During Tuesday’s event at the Capitol, Interval House board member Charon Smalls said that as a school social worker, father and husband, he wants to help teach children, parents and educators alike about the risks of teen dating violence and the importance of creating safe spaces for teenagers.

Providing places for teens to share their experiences, concerns and questions is pivotal to helping them understand healthy behaviors in relationships, he said.

He also hopes adults will set good examples for teens, by instilling self-confidence and self-love into them, and creating strong examples of loving, caring men in their lives.

Speaker of the House Matt Ritter joined advocates Tuesday and said that when he looks at his own daughters, he hopes that they would feel comfortable speaking with him or his wife if they were in trouble or needed guidance, but he recognizes that not all children and teens have safe adult relationships at home.

That’s where organizations like Interval House and organizations like it come into play.

Assuming that teens have parents who can model healthy relationships or recognize the red flags of abuse, he said, “ignores the complicated realities of life.”

But there are resources across Connecticut that can provide those types of support.

“These agencies can step in and fill a void,” he said.

The speaker pledged to prioritize support and funding for the more than a dozen organizations under the Connecticut Coalition Against Domestic Violence umbrella.

Earlier this month, President Joseph R. Biden issued a proclamation recognizing February as National Teen Dating Violence Awareness And Prevention Month and urging Americans to teach teenagers about the difference between healthy and unhealthy dating behaviors.

When we teach teens about healthy, nonviolent relationships, we support their development and create safer, healthier communities for everyone,” the president said in the proclamation.

Biden recognized CDC data that shows that “young women, transgender teens, and gender nonconforming youth are disproportionately affected” by dating violence, which can happen in person, through texting or on social media.

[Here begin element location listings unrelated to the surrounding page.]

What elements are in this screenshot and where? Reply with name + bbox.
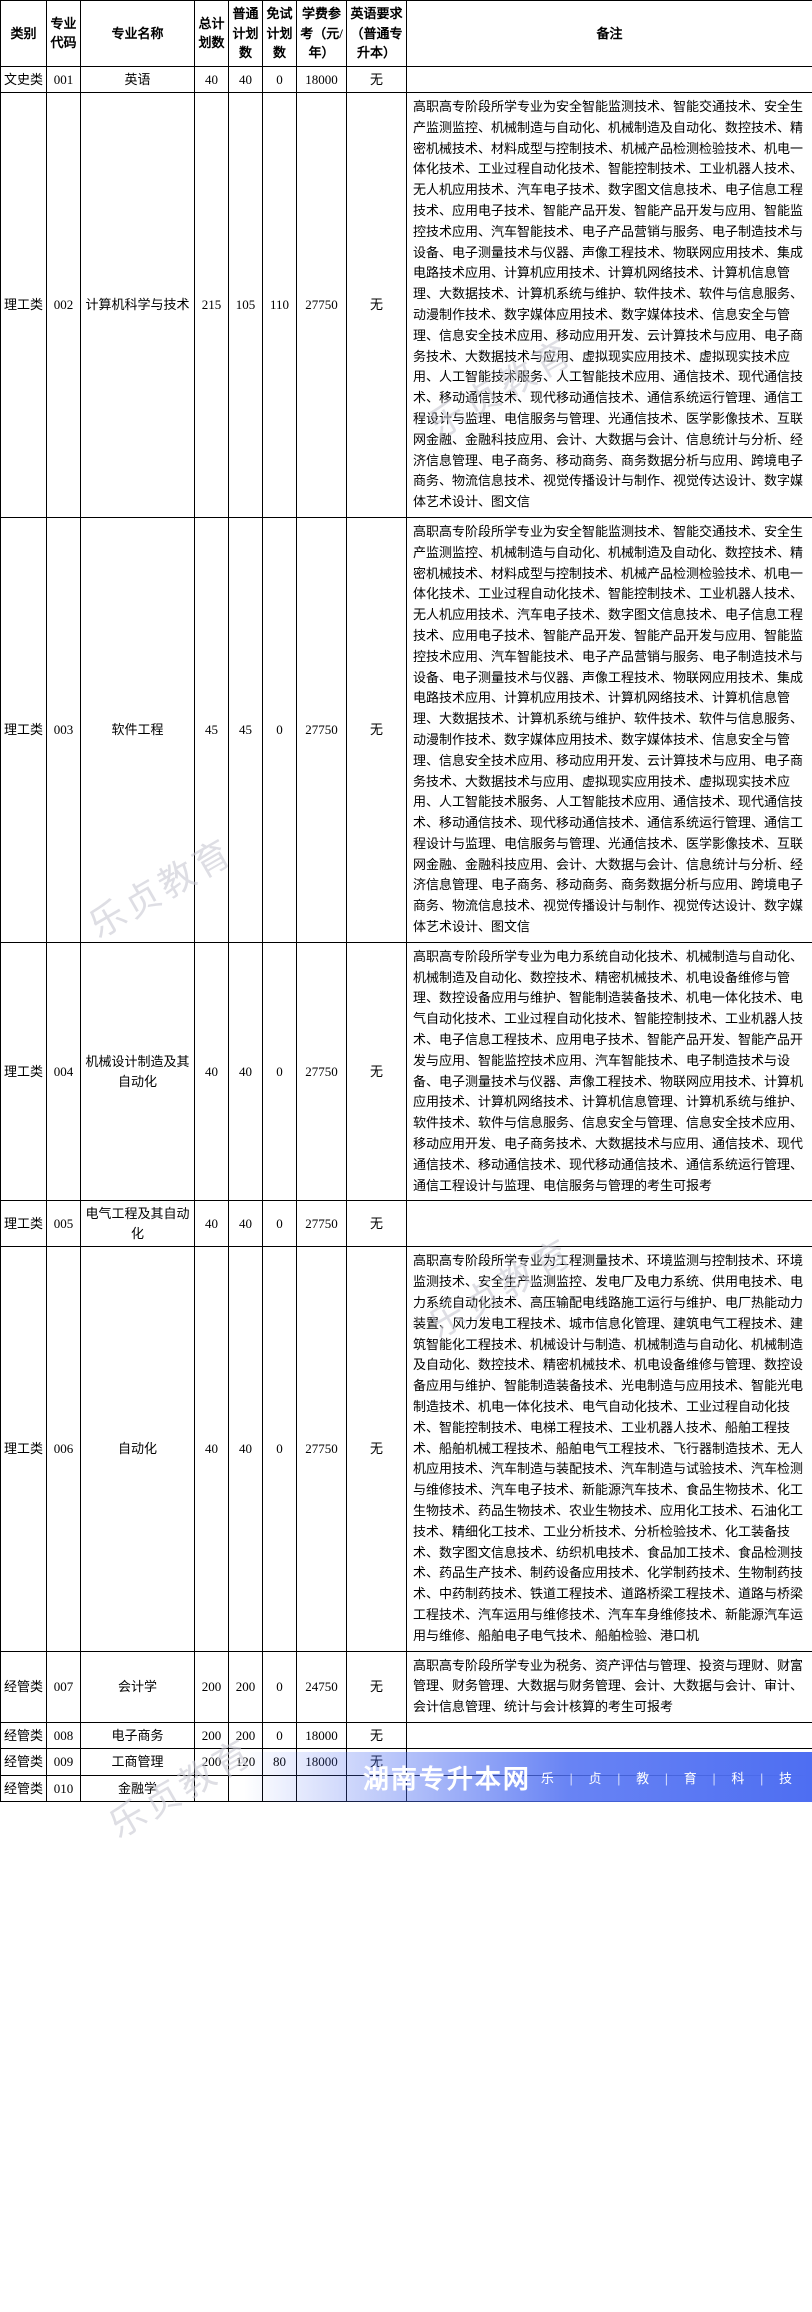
cell-remark: 高职高专阶段所学专业为电力系统自动化技术、机械制造与自动化、机械制造及自动化、数…: [407, 942, 812, 1201]
col-header: 专业名称: [81, 1, 195, 67]
col-header: 学费参考（元/年）: [297, 1, 347, 67]
cell-exempt: 110: [263, 93, 297, 518]
cell-name: 自动化: [81, 1247, 195, 1651]
cell-total: 215: [195, 93, 229, 518]
table-row: 理工类004机械设计制造及其自动化4040027750无高职高专阶段所学专业为电…: [1, 942, 812, 1201]
cell-name: 电子商务: [81, 1722, 195, 1749]
cell-remark: [407, 1722, 812, 1749]
cell-name: 电气工程及其自动化: [81, 1201, 195, 1247]
cell-normal: 40: [229, 942, 263, 1201]
cell-cat: 理工类: [1, 942, 47, 1201]
table-row: 理工类002计算机科学与技术21510511027750无高职高专阶段所学专业为…: [1, 93, 812, 518]
table-row: 理工类005电气工程及其自动化4040027750无: [1, 1201, 812, 1247]
table-row: 理工类006自动化4040027750无高职高专阶段所学专业为工程测量技术、环境…: [1, 1247, 812, 1651]
table-row: 文史类001英语4040018000无: [1, 66, 812, 93]
cell-cat: 经管类: [1, 1651, 47, 1722]
cell-remark: 高职高专阶段所学专业为税务、资产评估与管理、投资与理财、财富管理、财务管理、大数…: [407, 1651, 812, 1722]
cell-code: 002: [47, 93, 81, 518]
cell-remark: 高职高专阶段所学专业为安全智能监测技术、智能交通技术、安全生产监测监控、机械制造…: [407, 517, 812, 942]
cell-code: 006: [47, 1247, 81, 1651]
cell-total: 200: [195, 1722, 229, 1749]
cell-eng: 无: [347, 942, 407, 1201]
cell-exempt: 0: [263, 66, 297, 93]
table-row: 理工类003软件工程4545027750无高职高专阶段所学专业为安全智能监测技术…: [1, 517, 812, 942]
cell-code: 003: [47, 517, 81, 942]
col-header: 免试计划数: [263, 1, 297, 67]
footer-subtitle: 乐 | 贞 | 教 | 育 | 科 | 技: [541, 1768, 798, 1787]
cell-cat: 理工类: [1, 1247, 47, 1651]
cell-cat: 理工类: [1, 93, 47, 518]
cell-eng: 无: [347, 93, 407, 518]
cell-fee: 18000: [297, 66, 347, 93]
cell-exempt: 0: [263, 1201, 297, 1247]
cell-fee: 27750: [297, 942, 347, 1201]
cell-normal: 40: [229, 66, 263, 93]
cell-fee: 24750: [297, 1651, 347, 1722]
cell-code: 004: [47, 942, 81, 1201]
cell-total: 200: [195, 1651, 229, 1722]
cell-eng: 无: [347, 1722, 407, 1749]
cell-total: 40: [195, 1247, 229, 1651]
cell-eng: 无: [347, 1201, 407, 1247]
cell-name: 会计学: [81, 1651, 195, 1722]
cell-remark: [407, 66, 812, 93]
table-header-row: 类别专业代码专业名称总计划数普通计划数免试计划数学费参考（元/年）英语要求（普通…: [1, 1, 812, 67]
cell-exempt: 0: [263, 942, 297, 1201]
cell-exempt: 0: [263, 1722, 297, 1749]
col-header: 普通计划数: [229, 1, 263, 67]
cell-code: 007: [47, 1651, 81, 1722]
table-row: 经管类008电子商务200200018000无: [1, 1722, 812, 1749]
cell-exempt: 0: [263, 1651, 297, 1722]
cell-remark: 高职高专阶段所学专业为工程测量技术、环境监测与控制技术、环境监测技术、安全生产监…: [407, 1247, 812, 1651]
cell-fee: 27750: [297, 1247, 347, 1651]
cell-normal: 45: [229, 517, 263, 942]
cell-name: 英语: [81, 66, 195, 93]
cell-code: 008: [47, 1722, 81, 1749]
cell-exempt: 0: [263, 1247, 297, 1651]
cell-fee: 27750: [297, 1201, 347, 1247]
cell-name: 软件工程: [81, 517, 195, 942]
cell-normal: 40: [229, 1247, 263, 1651]
col-header: 总计划数: [195, 1, 229, 67]
cell-total: 40: [195, 1201, 229, 1247]
cell-exempt: 0: [263, 517, 297, 942]
cell-cat: 理工类: [1, 517, 47, 942]
footer-title: 湖南专升本网: [363, 1759, 531, 1796]
cell-normal: 200: [229, 1651, 263, 1722]
cell-eng: 无: [347, 1651, 407, 1722]
col-header: 英语要求（普通专升本）: [347, 1, 407, 67]
col-header: 备注: [407, 1, 812, 67]
cell-eng: 无: [347, 1247, 407, 1651]
col-header: 专业代码: [47, 1, 81, 67]
cell-remark: 高职高专阶段所学专业为安全智能监测技术、智能交通技术、安全生产监测监控、机械制造…: [407, 93, 812, 518]
cell-normal: 200: [229, 1722, 263, 1749]
cell-cat: 经管类: [1, 1722, 47, 1749]
cell-cat: 文史类: [1, 66, 47, 93]
major-table: 类别专业代码专业名称总计划数普通计划数免试计划数学费参考（元/年）英语要求（普通…: [0, 0, 812, 1802]
cell-fee: 18000: [297, 1722, 347, 1749]
table-row: 经管类007会计学200200024750无高职高专阶段所学专业为税务、资产评估…: [1, 1651, 812, 1722]
cell-name: 机械设计制造及其自动化: [81, 942, 195, 1201]
cell-name: 计算机科学与技术: [81, 93, 195, 518]
cell-total: 40: [195, 66, 229, 93]
cell-code: 001: [47, 66, 81, 93]
footer-banner: 湖南专升本网 乐 | 贞 | 教 | 育 | 科 | 技: [0, 1752, 812, 1802]
col-header: 类别: [1, 1, 47, 67]
cell-cat: 理工类: [1, 1201, 47, 1247]
cell-normal: 105: [229, 93, 263, 518]
cell-fee: 27750: [297, 93, 347, 518]
cell-eng: 无: [347, 517, 407, 942]
cell-fee: 27750: [297, 517, 347, 942]
cell-total: 40: [195, 942, 229, 1201]
cell-normal: 40: [229, 1201, 263, 1247]
cell-total: 45: [195, 517, 229, 942]
cell-eng: 无: [347, 66, 407, 93]
cell-remark: [407, 1201, 812, 1247]
cell-code: 005: [47, 1201, 81, 1247]
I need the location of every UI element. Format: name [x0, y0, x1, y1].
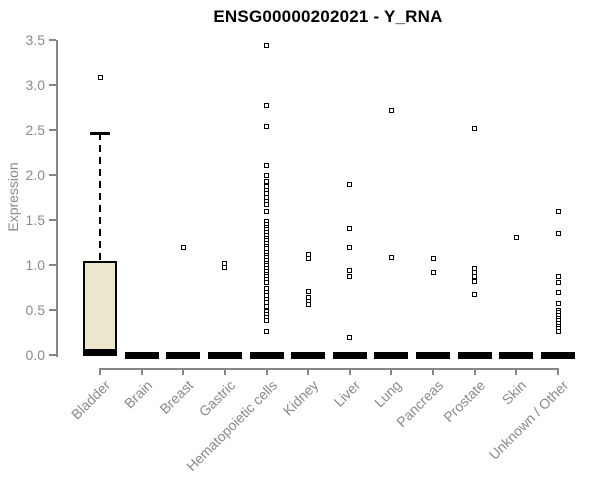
outlier-point	[264, 318, 270, 324]
x-tick-mark	[140, 368, 143, 375]
x-tick-mark	[473, 368, 476, 375]
median-bar	[166, 351, 201, 359]
median-bar	[249, 351, 284, 359]
outlier-point	[555, 231, 561, 236]
outlier-point	[555, 208, 561, 214]
outlier-point	[347, 274, 353, 280]
y-tick-label: 2.5	[25, 122, 45, 138]
y-tick-mark	[49, 84, 56, 86]
y-tick-label: 1.0	[25, 257, 45, 273]
median-bar	[416, 351, 451, 359]
outlier-point	[472, 292, 478, 298]
median-bar	[83, 348, 117, 356]
median-bar	[499, 351, 534, 359]
y-tick-mark	[49, 174, 56, 176]
whisker-cap	[90, 131, 110, 135]
median-bar	[332, 351, 367, 359]
outlier-point	[305, 256, 311, 262]
outlier-point	[347, 225, 353, 231]
outlier-point	[264, 303, 270, 309]
x-tick-mark	[265, 368, 268, 375]
x-tick-mark	[182, 368, 185, 375]
x-tick-mark	[432, 368, 435, 375]
outlier-point	[264, 103, 270, 109]
outlier-point	[472, 278, 478, 284]
outlier-point	[430, 256, 436, 262]
outlier-point	[264, 178, 270, 184]
y-tick-label: 3.0	[25, 77, 45, 93]
outlier-point	[264, 162, 270, 168]
x-tick-mark	[515, 368, 518, 375]
chart-title: ENSG00000202021 - Y_RNA	[213, 7, 443, 26]
box	[83, 260, 117, 355]
y-tick-label: 3.5	[25, 32, 45, 48]
outlier-point	[264, 279, 270, 285]
median-bar	[374, 351, 409, 359]
median-bar	[291, 351, 326, 359]
y-tick-mark	[49, 219, 56, 221]
outlier-point	[305, 302, 311, 308]
median-bar	[207, 351, 242, 359]
x-tick-mark	[348, 368, 351, 375]
outlier-point	[180, 244, 186, 250]
outlier-point	[388, 255, 394, 261]
y-axis-line	[56, 40, 58, 357]
outlier-point	[264, 172, 270, 178]
x-tick-mark	[223, 368, 226, 375]
y-tick-label: 1.5	[25, 212, 45, 228]
outlier-point	[264, 202, 270, 208]
whisker-line	[99, 132, 101, 261]
outlier-point	[222, 265, 228, 271]
y-tick-mark	[49, 354, 56, 356]
outlier-point	[97, 75, 103, 81]
x-axis-line	[99, 368, 559, 370]
outlier-point	[513, 234, 519, 240]
x-tick-mark	[390, 368, 393, 375]
outlier-point	[430, 269, 436, 275]
outlier-point	[555, 301, 561, 307]
outlier-point	[555, 274, 561, 280]
outlier-point	[555, 290, 561, 296]
median-bar	[541, 351, 575, 359]
x-tick-mark	[557, 368, 559, 375]
outlier-point	[264, 329, 270, 335]
outlier-point	[555, 329, 561, 335]
outlier-point	[347, 267, 353, 273]
y-tick-mark	[49, 129, 56, 131]
y-tick-label: 0.5	[25, 302, 45, 318]
y-tick-label: 0.0	[25, 347, 45, 363]
y-tick-mark	[49, 39, 56, 41]
outlier-point	[388, 107, 394, 113]
outlier-point	[555, 279, 561, 285]
median-bar	[457, 351, 492, 359]
outlier-point	[264, 123, 270, 129]
y-tick-label: 2.0	[25, 167, 45, 183]
y-tick-mark	[49, 264, 56, 266]
x-tick-mark	[99, 368, 101, 375]
outlier-point	[472, 125, 478, 131]
x-tick-mark	[307, 368, 310, 375]
outlier-point	[347, 335, 353, 341]
outlier-point	[264, 209, 270, 215]
outlier-point	[264, 42, 270, 48]
outlier-point	[347, 244, 353, 250]
y-tick-mark	[49, 309, 56, 311]
outlier-point	[347, 182, 353, 188]
median-bar	[124, 351, 159, 359]
outlier-point	[305, 288, 311, 294]
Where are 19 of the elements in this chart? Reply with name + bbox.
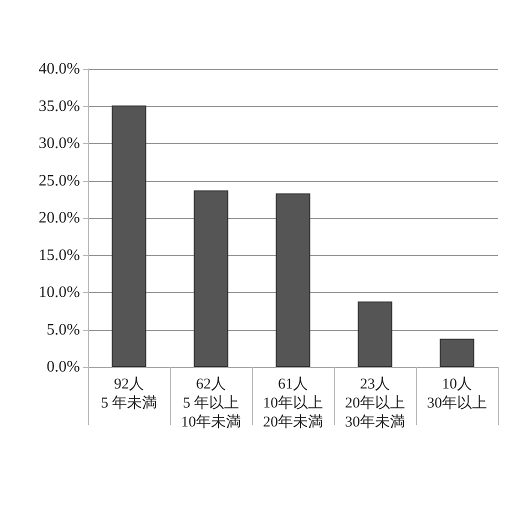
bar bbox=[440, 338, 474, 367]
y-tick-label: 20.0% bbox=[38, 210, 80, 226]
y-tick-label: 40.0% bbox=[38, 60, 80, 78]
y-tick-label: 5.0% bbox=[46, 321, 80, 338]
y-tick-label: 15.0% bbox=[38, 246, 80, 264]
x-tick-label: 61人 10年以上 20年未満 bbox=[263, 376, 323, 430]
x-tick-label: 62人 5 年以上 10年未満 bbox=[181, 376, 241, 430]
bar bbox=[276, 193, 310, 367]
x-tick-label: 23人 20年以上 30年未満 bbox=[345, 376, 405, 430]
y-tick-label: 0.0% bbox=[46, 358, 80, 376]
bar bbox=[358, 301, 392, 367]
y-tick-label: 35.0% bbox=[38, 98, 80, 115]
bar bbox=[194, 190, 228, 367]
y-tick-label: 25.0% bbox=[38, 172, 80, 190]
x-tick-label: 92人 5 年未満 bbox=[100, 376, 158, 412]
y-tick-label: 10.0% bbox=[38, 284, 80, 301]
y-tick-label: 30.0% bbox=[38, 135, 80, 152]
bar bbox=[112, 106, 146, 367]
x-tick-label: 10人 30年以上 bbox=[427, 376, 487, 412]
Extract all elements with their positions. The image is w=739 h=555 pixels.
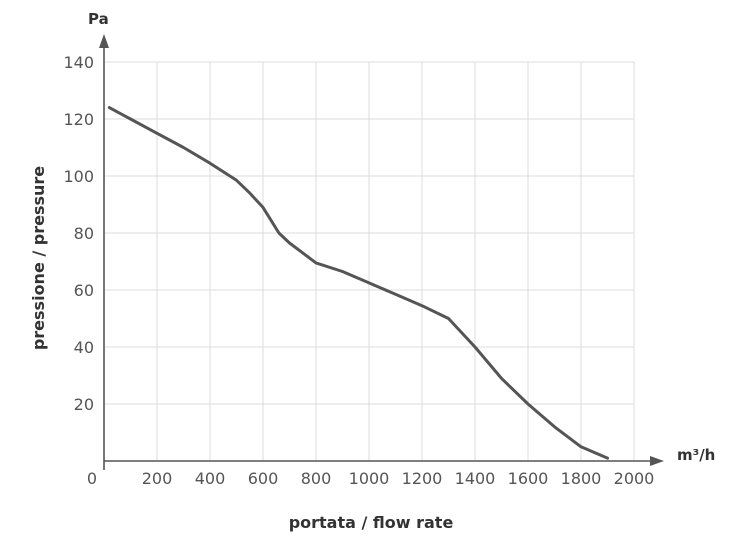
x-tick-label: 1200 [402,469,443,488]
x-tick-label: 0 [87,469,97,488]
y-tick-label: 60 [74,281,94,300]
x-unit-label: m³/h [677,446,715,464]
x-tick-label: 800 [301,469,332,488]
y-tick-label: 140 [63,53,94,72]
grid [104,61,635,461]
x-tick-label: 1000 [349,469,390,488]
y-tick-label: 40 [74,338,94,357]
x-tick-label: 1400 [455,469,496,488]
y-tick-label: 20 [74,395,94,414]
x-axis-title: portata / flow rate [289,513,454,532]
pressure-curve [107,106,609,460]
x-axis-arrow-icon [650,456,664,466]
y-tick-label: 80 [74,224,94,243]
x-tick-labels: 0 200 400 600 800 1000 1200 1400 1600 1800 2000 [87,469,654,488]
x-tick-label: 1800 [561,469,602,488]
x-tick-label: 400 [195,469,226,488]
x-tick-label: 2000 [614,469,655,488]
y-tick-label: 120 [63,110,94,129]
y-unit-label: Pa [88,10,109,28]
x-tick-label: 600 [248,469,279,488]
axes [99,34,664,470]
y-axis-title: pressione / pressure [29,166,48,350]
y-tick-labels: 20 40 60 80 100 120 140 [63,53,94,414]
x-tick-label: 1600 [508,469,549,488]
y-tick-label: 100 [63,167,94,186]
x-tick-label: 200 [142,469,173,488]
y-axis-arrow-icon [99,34,109,48]
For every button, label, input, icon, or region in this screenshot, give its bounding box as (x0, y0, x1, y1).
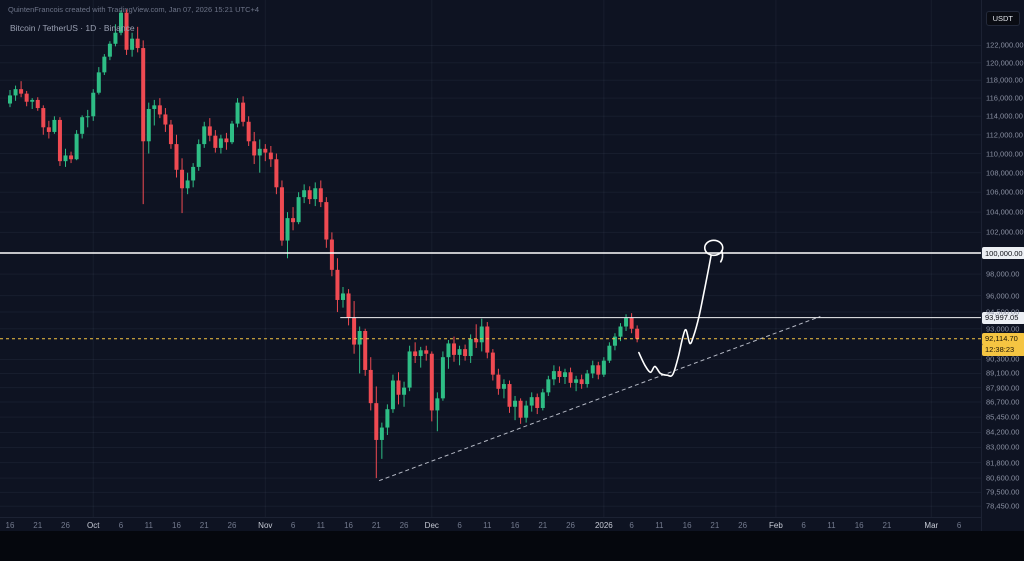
time-tick: 11 (316, 521, 325, 530)
price-tick: 81,800.00 (986, 458, 1020, 468)
time-tick-major: Feb (768, 521, 783, 530)
time-tick: 21 (371, 521, 381, 530)
price-tick: 114,000.00 (986, 111, 1023, 121)
price-tick: 108,000.00 (986, 168, 1024, 178)
time-tick: 21 (710, 521, 720, 530)
time-tick: 6 (457, 521, 462, 530)
price-tick: 104,000.00 (986, 207, 1024, 217)
time-tick: 6 (290, 521, 296, 530)
time-tick: 21 (33, 521, 43, 530)
chart-attribution: QuintenFrancois created with TradingView… (8, 5, 260, 14)
time-tick: 21 (882, 521, 892, 530)
time-tick-major: Oct (87, 521, 100, 530)
time-tick: 16 (344, 521, 353, 530)
time-tick: 6 (956, 521, 962, 530)
price-tick: 78,450.00 (986, 501, 1020, 511)
time-tick: 6 (801, 521, 806, 530)
price-tick: 96,000.00 (986, 291, 1020, 301)
price-tick: 94,500.00 (986, 307, 1020, 317)
last-price-label: 92,114.70 (982, 332, 1024, 345)
time-tick: 16 (854, 521, 864, 530)
time-tick: 6 (118, 521, 124, 530)
price-label-93997: 93,997.05 (982, 311, 1024, 324)
time-axis[interactable]: 16 21 26 Oct 6 11 16 21 26 Nov 6 11 16 21 26 Dec 6 11 16 21… (0, 517, 981, 532)
candlestick-chart[interactable] (0, 0, 981, 517)
price-tick: 79,500.00 (986, 487, 1020, 497)
price-tick: 87,900.00 (986, 383, 1020, 393)
chart-area[interactable]: QuintenFrancois created with TradingView… (0, 0, 981, 517)
time-tick: 6 (629, 521, 634, 530)
price-tick: 85,450.00 (986, 412, 1020, 422)
time-tick: 21 (538, 521, 548, 530)
price-tick: 84,200.00 (986, 427, 1020, 437)
time-tick: 11 (827, 521, 836, 530)
time-tick-major: 2026 (594, 521, 613, 530)
time-tick: 16 (510, 521, 520, 530)
price-tick: 106,000.00 (986, 187, 1024, 197)
price-axis[interactable]: 100,000.00 93,997.05 92,114.70 12:38:23 … (981, 0, 1024, 531)
time-tick: 26 (566, 521, 575, 530)
price-tick: 112,000.00 (986, 130, 1023, 140)
time-tick: 26 (738, 521, 748, 530)
time-tick: 26 (227, 521, 237, 530)
price-tick: 122,000.00 (986, 40, 1024, 50)
time-tick: 11 (483, 521, 492, 530)
bar-countdown-label: 12:38:23 (982, 343, 1024, 356)
price-tick: 86,700.00 (986, 397, 1020, 407)
price-tick: 90,300.00 (986, 354, 1020, 364)
price-tick: 110,000.00 (986, 149, 1023, 159)
price-tick: 93,000.00 (986, 324, 1020, 334)
time-tick-major: Dec (424, 521, 439, 530)
symbol-title: Bitcoin / TetherUS · 1D · Binance (10, 23, 135, 33)
price-tick: 118,000.00 (986, 75, 1023, 85)
time-tick-major: Mar (924, 521, 939, 530)
currency-badge[interactable]: USDT (985, 11, 1020, 26)
price-tick: 102,000.00 (986, 227, 1024, 237)
time-tick: 16 (682, 521, 692, 530)
time-tick: 11 (144, 521, 153, 530)
price-tick: 89,100.00 (986, 368, 1020, 378)
price-tick: 120,000.00 (986, 58, 1024, 68)
time-tick: 21 (199, 521, 209, 530)
time-tick: 16 (5, 521, 15, 530)
bottom-bar: TradingView (0, 531, 1024, 561)
price-tick: 98,000.00 (986, 269, 1020, 279)
time-tick: 16 (172, 521, 181, 530)
price-tick: 116,000.00 (986, 93, 1023, 103)
time-tick: 26 (399, 521, 409, 530)
time-tick: 11 (655, 521, 664, 530)
time-tick: 26 (61, 521, 70, 530)
price-tick: 83,000.00 (986, 442, 1020, 452)
price-tick: 80,600.00 (986, 473, 1020, 483)
price-label-100k: 100,000.00 (982, 247, 1024, 259)
time-tick-major: Nov (258, 521, 273, 530)
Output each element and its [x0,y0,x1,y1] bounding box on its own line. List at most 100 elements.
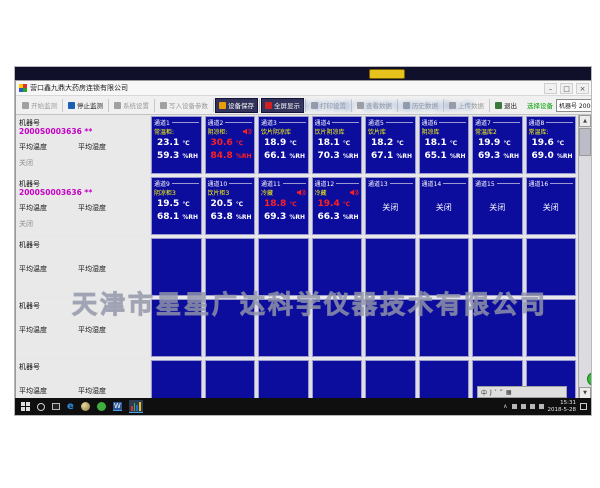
maximize-button[interactable]: □ [560,82,573,94]
toolbar-button[interactable]: 打印设置 [307,98,350,113]
volume-icon[interactable] [520,404,526,409]
scroll-up-icon[interactable]: ▲ [579,115,591,127]
humidity-value: 68.1 %RH [152,212,201,223]
toolbar-button[interactable]: 设备保存 [215,97,258,113]
channel-cell[interactable]: 通道13 关闭 [365,177,416,235]
toolbar-button-label: 系统设置 [123,102,149,110]
language-bar[interactable]: 中 J ’ ” ▦ [477,386,567,398]
channel-cell[interactable] [258,238,309,296]
hum-unit: %RH [235,214,252,222]
close-button[interactable]: × [576,82,589,94]
machine-no-label: 机器号 [19,241,40,249]
temperature-value: 18.8 ℃ [259,199,308,210]
channel-cell[interactable]: 通道4 饮片阴凉库 18.1 ℃ 70.3 %RH [311,116,362,174]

According to the CDC, intimate partner violence includes physical violence, sexual violence, psychological aggression and stalking.

Unhealthy and abusive relationships can have short and long-term impacts on developing teens, including depression and anxiety, addictive behaviors, violence and suicidal ideations. Adolescent relationships also set the stage for future relationships, the CDC said.

If you or someone you know is experiencing domestic violence, free and confidential resources are available 24/7 by calling or texting the CTSafeConnect hotline at 888-774-2900 or the National Domestic Violence hotline at 800-799-7233.